Here I have highlighted the intriguing and underexplored aspects of the cell biology of rabies, trypanosomes, and filarial nematodes. However, these are only a few of the many organisms causing neglected diseases. For example, trachoma, the leading form of blindness in developing countries, is caused by Chlamydia trachomatis. These intracellular bacteria specifically inhibit cytokinesis, producing a large multinucleate host cell for their habitation. C. trachomatis produces a protease that results in premature host chromosome segregation and lagging chromosomes that block the final stage of cytokinesis furrow ingression (Brown ). Another intracellular pathogen, Mycobacterium leprae, the causative agent of leprosy, targets Schwann cells, which encompass peripheral neurons. This bacterium spreads by dedifferentiating the Schwann cells into stem-like cells that are proliferative and can differentiate, migrate, and integrate into muscle tissue (Masaki ). Schistosomiasis, a neglected disease afflicting more than 200 million, is caused by parasitic flatworms, called schistosomes. The development and regeneration of the helminth schistosomes relies on a population of neoblast-like stem cells (Wang ). Following up on any of these findings is almost certain to yield new and unsuspected cellular mechanisms guiding these host–pathogen interactions.

A compelling case can be made that even a modest investment toward understanding the basic molecular and cell biology of these neglected pathogens has a high probability of providing insights into novel ways of combating these diseases—and perhaps others as well. For example, electron microscopic analysis of filarial nematodes in the 1970s led to the discovery that they maintain a bacterial endosymbiont, later identified as Wolbachia (McLaren ; Kozek and Marroquin, 1977). This observation provided the foundation for successful anti-Wolbachia–based treatments of the filarial nematode-caused diseases described above. Another example is yaws. Yaws is among the truly neglected diseases, and even the most basic analysis of its interactions with host tissue has yet to be performed. My bet is that given a bottle of formaldehyde, a handful of fluorescent probes, and a microscope, these organisms would quickly yield exciting results.

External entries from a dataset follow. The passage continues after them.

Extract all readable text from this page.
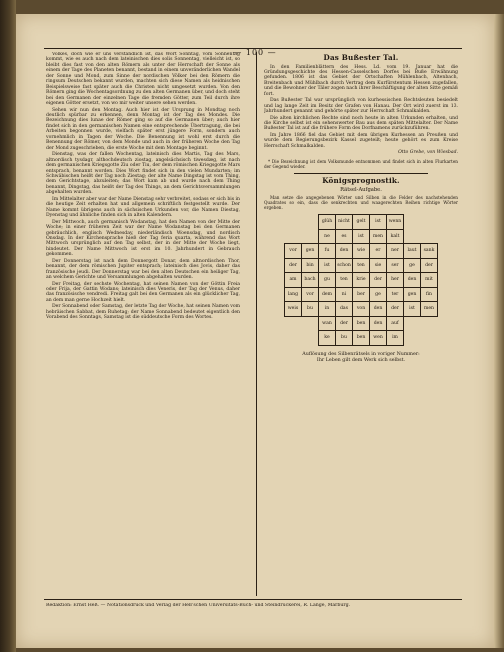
— 100 —

Volkes, doch wie er uns verständlich ist, das Wort Sonntag, vom Sonnentag kommt, wie es auch nach dem lateinischen dies solis Sonnentag, vielleicht ist, so bleibt dies fast von den alten Römern als unter der Herrschaft der Sonne als einem der Tage des Planeten benannt, bestand in einem unveränderlichen Wandel der Sonne und Mond, zum Sinne der nordischen Völker bei den Römern die ringsum Deutschen bekannt wurden, machten sich diese Namen als heidnischen Beispielsweise fast später auch die Christen nicht umgesetzt wurden. Von den Römern ging die Wochentagsordnung zu den alten Germanen über, und doch steht bei den Germanen der einzelnen Tage die fremden Götter, zum Teil durch ihre eigenen Götter ersetzt, von wo mir weiter unsere sehen werden.

Sehen wir nun den Montag. Auch hier ist der Ursprung in Mondtag noch deutlich spürbar zu erkennen, denn Montag ist der Tag des Mondes. Die Bezeichnung dies lunae der Römer ging so auf die Germanen über; auch hier findet sich in den germanischen Namen eine entsprechende Übertragung, die bei Arbeiten begonnen wurde, vielfach später erst jüngere Form, sondern auch vornehmlich in Tagen der Woche. Die Benennung ist wohl erst durch die Benennung der Römer, von dem Monde und auch in der früheren Woche den Tag der Mond zugeschrieben, die erste Woche mit dem Montage beginnt.

Dienstag, was der fallen Wochentag, lateinisch dies Martis, Tag des Mars, altnordisch tysdagr, althochdeutsch ziostag, angelsächsisch tiwesdæg, ist nach dem germanischen Kriegsgotte Ziu oder Tiu, der dem römischen Kriegsgotte Mars entsprach, benannt worden. Dies Wort findet sich in den vielen Mundarten; im Schwäbischen heißt der Tag noch Ziestag; der alte Name Dingstag ist vom Thing, dem Gerichtstage, abzuleiten; das Wort kam ab und wurde nach dem Thing benannt, Dingstag, das heißt der Tag des Things, an dem Gerichtsversammlungen abgehalten wurden.

Im Mittelalter aber war der Name Dienstag sehr verbreitet, sodass er sich bis in die heutige Zeit erhalten hat und allgemein schriftlich festgestellt wurde. Der Name kommt übrigens auch in sächsischen Urkunden vor, die Namen Diestag, Dyenstag und ähnliche finden sich in alten Kalendern.

Der Mittwoch, auch germanisch Wodanstag, hat den Namen von der Mitte der Woche; in einer früheren Zeit war der Name Wodanstag bei den Germanen gebräuchlich, englisch Wednesday, niederländisch Woensdag, und nordisch Onsdag. In der Kirchensprache hieß der Tag feria quarta, während das Wort Mittwoch ursprünglich auf den Tag selbst, der in der Mitte der Woche liegt, hindeutet. Der Name Mittwoch ist erst im 10. Jahrhundert in Gebrauch gekommen.

Der Donnerstag ist nach dem Donnergott Donar, dem altnordischen Thor, benannt, der dem römischen Jupiter entsprach; lateinisch dies Jovis, daher das französische jeudi. Der Donnerstag war bei den alten Deutschen ein heiliger Tag, an welchem Gerichte und Versammlungen abgehalten wurden.

Der Freitag, der sechste Wochentag, hat seinen Namen von der Göttin Freia oder Frija, der Gattin Wodans; lateinisch dies Veneris, der Tag der Venus, daher das französische vendredi. Freitag galt bei den Germanen als ein glücklicher Tag, an dem man gerne Hochzeit hielt.

Der Sonnabend oder Samstag, der letzte Tag der Woche, hat seinen Namen vom hebräischen Sabbat, dem Ruhetag; der Name Sonnabend bedeutet eigentlich den Vorabend des Sonntags, Samstag ist die süddeutsche Form des Wortes.

Das Bußester Tal.

In den Familienblättern des Hess. Ld. vom 19. Januar hat die Gründungsgeschichte des Hessen-Casselschen Dorfes bei Buße Erwähnung gefunden. 1806 ist das Gebiet der Ortschaften Mühlenbach, Altenbach, Breitenbach und Mühlbach durch Vertrag dem Kurfürstentum Hessen zugefallen, und die Bewohner der Täler zogen nach ihrer Beschäftigung der alten Sitte gemäß fort.

Das Bußester Tal war ursprünglich von kurhessischen Rechtsleuten besiedelt und lag lange Zeit im Besitz der Grafen von Hanau. Der Ort wird zuerst im 13. Jahrhundert genannt und gehörte später zur Herrschaft Schmalkalden.

Die alten kirchlichen Rechte sind noch heute in alten Urkunden erhalten, und die Kirche selbst ist ein sehenswerter Bau aus dem späten Mittelalter. Der Name Bußester Tal ist auf die frühere Form des Dorfnamens zurückzuführen.

Im Jahre 1866 fiel das Gebiet mit dem übrigen Kurhessen an Preußen und wurde dem Regierungsbezirk Kassel zugeteilt; heute gehört es zum Kreise Herrschaft Schmalkalden.

Otto Grebe, von Wiesbad.
* Die Bezeichnung ist dem Volksmunde entnommen und findet sich in alten Flurkarten der Gegend wieder.
Königsprognostik.
Rätsel-Aufgabe.

Man setze die angegebenen Wörter und Silben in die Felder des nachstehenden Quadrates so ein, dass die senkrechten und waagerechten Reihen richtige Wörter ergeben.

		glüh	nicht	gelt	ist	wenn		
		ne	es	ist	men	kalt		
vor	gen	fu	den	wie	er	ner	laut	sank
der	bin	ist	schon	ten	sie	ser	ge	der
am	bach	gu	ten	krie	der	her	den	mit
lang	vor	dem	ni	ber	ge	ter	gen	fin
weis	bu	in	das	von	den	der	ist	men
		wan	der	ben	den	auf		
		ke	bu	ben	wen	im		

Auflösung des Silbenrätsels in voriger Nummer:

Ihr Leben gilt dem Werk sich selbst.

Redaktion: Ernst Heß. — Notationsdruck und Verlag der Heß'schen Universitäts-Buch- und Steindruckerei, R. Lange, Marburg.
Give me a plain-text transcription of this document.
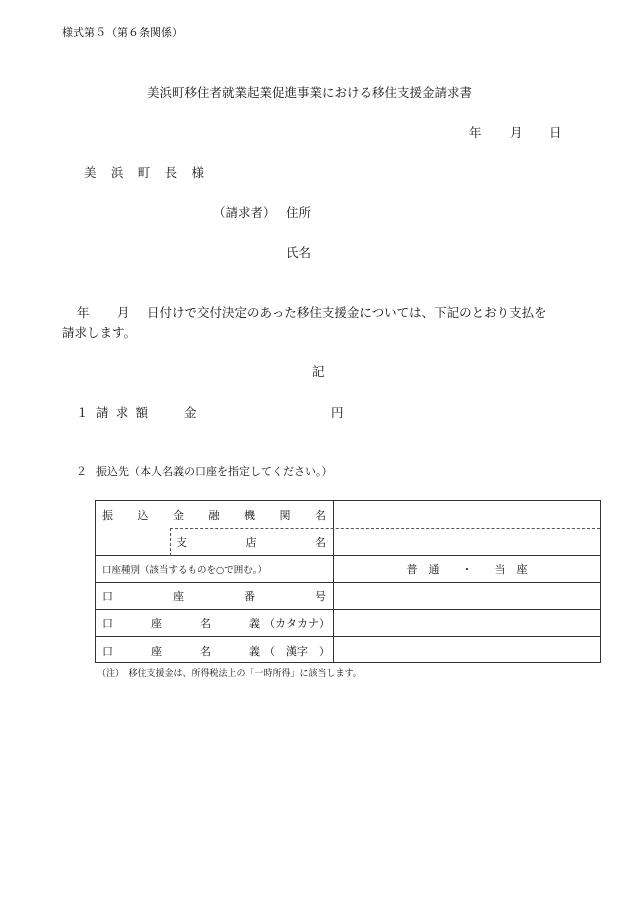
様式第５（第６条関係）
美浜町移住者就業起業促進事業における移住支援金請求書
年 月 日
美 浜 町 長 様
（請求者） 住所
氏名
年 月 日付けで交付決定のあった移住支援金については、下記のとおり支払を
請求します。
記
１ 請 求 額	金	円
２ 振込先（本人名義の口座を指定してください。）
振 込 金 融 機 関 名
支	店	名
口座種別（該当するものを○で囲む。）	普　通　　・　　当　座
口	座	番	号
口	座	名	義 （カタカナ）
口	座	名	義 （　漢字　）
（注）　移住支援金は、所得税法上の「一時所得」に該当します。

Cell biologists troubled by the fact that their current areas of investigation are crowded and highly competitive should consider applying their skills toward investigating the cell biology of parasites and neglected tropical diseases. Given that the ratio of cancer to neglected-disease publications is ∼100:1, there is a tremendous potential to make high-impact discoveries. In addition, because the number of investigators in these fields is still relatively small, new investigators are welcomed, especially those entering with fresh perspectives and new approaches. While it is true that funding for neglected-disease research has been difficult, the increasing interest in neglected diseases and launch of a number of new graduate programs focused on global health will likely greatly improve funding opportunities in the near future. Particularly exciting is the recent announcement of the 2015 Nobel Prize in Physiology or Medicine to William C. Campbell, Satoshi O¯mura, and Youyou Tu for their discovery of drugs to combat elephantiasis, river blindness, and malaria. This is a promising sign that tropical diseases are unlikely to remain neglected for long.